Les deux premières parties intéresseront davantage les chercheurs et les étudiants. La première partie  (Positions et Concepts) est une réflexion épistémologique sur la nature des milieux et la dimension biophysique de l’environnement. Le concept d’anthropisation semble ici essentiel, tant les activités humaines jouent un rôle de plus en plus important dans le façonnement de l’environnement. Les questionnements classiques de la géographie autour des notions de paysage, de ressource, de contrainte et de risque ont ici toute leur place. La question des interactions entre la nature et les sociétés peuvent alors être illustrées par des géo-systèmes, de plus en plus hybrides. La deuxième partie (Méthodes) traite davantage des pratiques méthodologiques nécessaires à la production de données biophysiques.

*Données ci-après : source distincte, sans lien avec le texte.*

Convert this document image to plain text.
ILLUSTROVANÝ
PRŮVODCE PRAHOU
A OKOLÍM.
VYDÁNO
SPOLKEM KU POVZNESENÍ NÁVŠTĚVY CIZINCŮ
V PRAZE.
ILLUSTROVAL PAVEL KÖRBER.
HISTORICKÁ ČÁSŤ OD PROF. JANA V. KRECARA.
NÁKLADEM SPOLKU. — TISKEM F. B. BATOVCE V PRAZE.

Les deux parties suivantes (Trajectoires et Objets) peuvent fournir les bases d’études de cas, notamment au lycée, pour les enseignants de Géographie. Elles présentent des exemples de trajectoires de géo-systèmes en intégrant une démarche géo-historique et/ou géo-archéologique. L’étude de la construction de l’aléa (torrentiel) et de l’incertitude face aux cours d’eau de montagne et de piémont illustre ainsi les évolutions des représentations sociales du risque et ses conséquences spatiales. Plusieurs thèmes environnementaux sont aussi abordés en lien avec le réchauffement climatique et ses effets sur l’environnement (exemple du permafrost de montagne).

Expertiser et enseigner

Enfin, la dernière partie est consacrée au métier de géographe biophysicien et ses évolutions. Il doit par exemple être capable de proposer des options en matière de gestion de l’érosion littorale, véritables outils de décision pour les politiques. L’expertise géomorphologique s’imposera d’autant plus que l’offre universitaire (mais aussi ante-universitaire) permettra de former des étudiants capables d’interagir dans un débat, de dialoguer avec les autres disciplines scientifiques et les acteurs d’un territoire pour établir des diagnostics et des scenarii précis.

Une place renouvelée de la Géographie face aux questions environnementales ?

Au final, ce manuel rend compte des transformations progressives de la géographie biophysique en plein renouvellement de ses objets, ses méthodes et ses pratiques. Conscients que la nature contemporaine est un hybride, les géographes biophysiciens ne peuvent plus étudier les processus biophysiques comme extérieurs aux pratiques humaines et à leurs conséquences cumulées dans un temps long. L’affirmation des questions environnementales devraient encore davantage stimuler le développement de cette géographie de l’environnement, qui se veut plus politique et plus engagée.